INTERNATIONAL REGISTERED REPORT IDENTIFIER (IRRID): DERR1-10.2196/24969.

摘要

背景

克拉屈滨片(商品名为Mavenclad)是一种新型口服疗法,最近已被列入澳大利亚药品福利计划,用于治疗复发型多发性硬化症(MS)。目前的给药方案是每年间隔给予2个疗程,已证明在75%的患者中(基于年化复发率)该方案对MS治疗长达4年有效。然而,4年后重新开始治疗尚未得到研究。

目的

本研究旨在根据无疾病活动证据3评估克拉屈滨片在6年期间的安全性和有效性。

方法

这将是一项多中心、为期6年的IV期、低干预性观察性研究,纳入疾病的临床、血液学、生化、表观遗传学、放射学和认知生物标志物。考虑将克拉屈滨作为其常规临床护理一部分进行治疗的参与者将被同意参加研究。

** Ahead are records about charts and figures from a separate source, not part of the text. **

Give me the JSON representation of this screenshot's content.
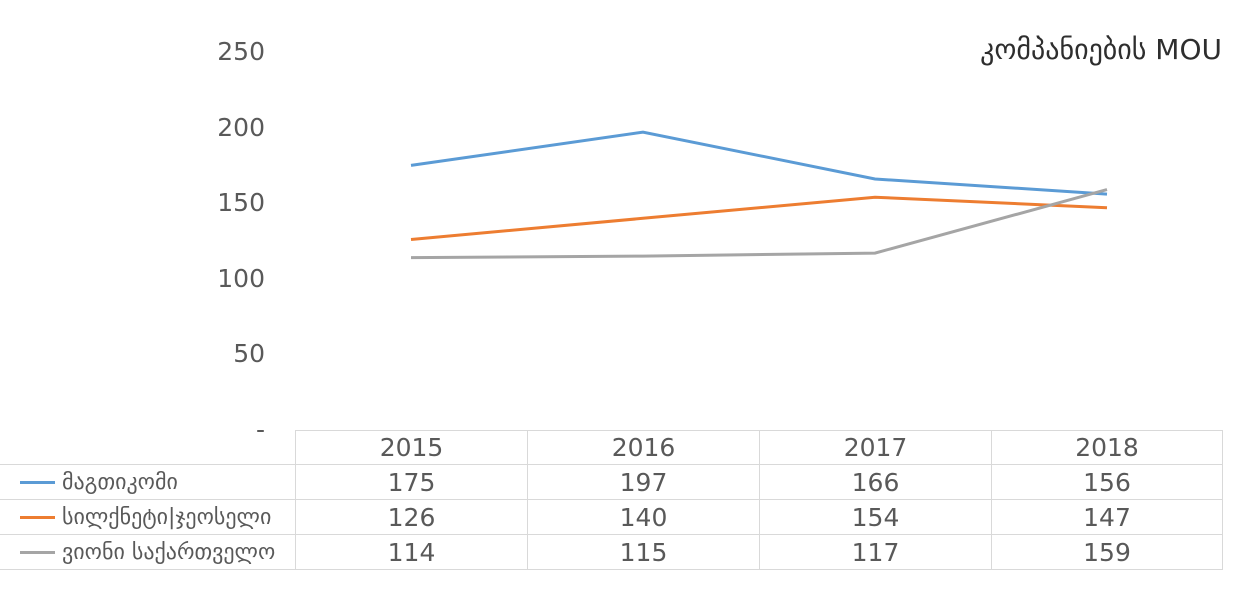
{
  "title": "კომპანიების MOU",
  "colors": {
    "series_blue": "#5B9BD5",
    "series_orange": "#ED7D31",
    "series_gray": "#A5A5A5",
    "text": "#595959",
    "title_text": "#2e2e2e",
    "border": "#D9D9D9",
    "background": "#FFFFFF"
  },
  "chart_data": {
    "type": "line",
    "title": "კომპანიების MOU",
    "categories": [
      "2015",
      "2016",
      "2017",
      "2018"
    ],
    "series": [
      {
        "name": "მაგთიკომი",
        "color": "#5B9BD5",
        "values": [
          175,
          197,
          166,
          156
        ]
      },
      {
        "name": "სილქნეტი|ჯეოსელი",
        "color": "#ED7D31",
        "values": [
          126,
          140,
          154,
          147
        ]
      },
      {
        "name": "ვიონი საქართველო",
        "color": "#A5A5A5",
        "values": [
          114,
          115,
          117,
          159
        ]
      }
    ],
    "y_axis": {
      "tick_labels": [
        "250",
        "200",
        "150",
        "100",
        "50",
        "-"
      ],
      "tick_values": [
        250,
        200,
        150,
        100,
        50,
        0
      ],
      "min": 0,
      "max": 250
    },
    "xlabel": "",
    "ylabel": "",
    "grid": false,
    "legend_position": "left-of-data-table",
    "data_table_shown": true
  }
}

在第1年和第2年药物给药的初始疗程期间,他们将定期接受监测。3年后,如果有临床指征,患者可以选择重新给药,或改用另一种疾病修饰疗法。在研究期间,我们将评估基于血液的生物标志物,包括淋巴细胞亚群、血清神经丝轻链、DNA甲基化和RNA分析,以及磁共振成像结果(脑容量和/或病灶负荷)和认知表现。

结果

本研究已获得亨特新英格兰地方卫生区人类研究伦理委员会的批准。招募工作于2019年3月开始,并于2021年6月完成。

结论

这将是克拉屈滨的首个长期疗效试验,该试验在初始2个疗程后,根据疾病活动情况,在第3年提供重新开始治疗的机会。我们预计这项研究将表明是否可以使用任何评估的生物标志物来预测治疗效果或MS患者未来重新开始使用克拉屈滨的必要性。

试验注册

本研究已在澳大利亚和新西兰临床试验注册中心(ACTRN12619000257167)注册,通用试验编号为(U1111-1228-2165)。

国际注册报告识别码(IRRID):DERR1-10.2196/24969。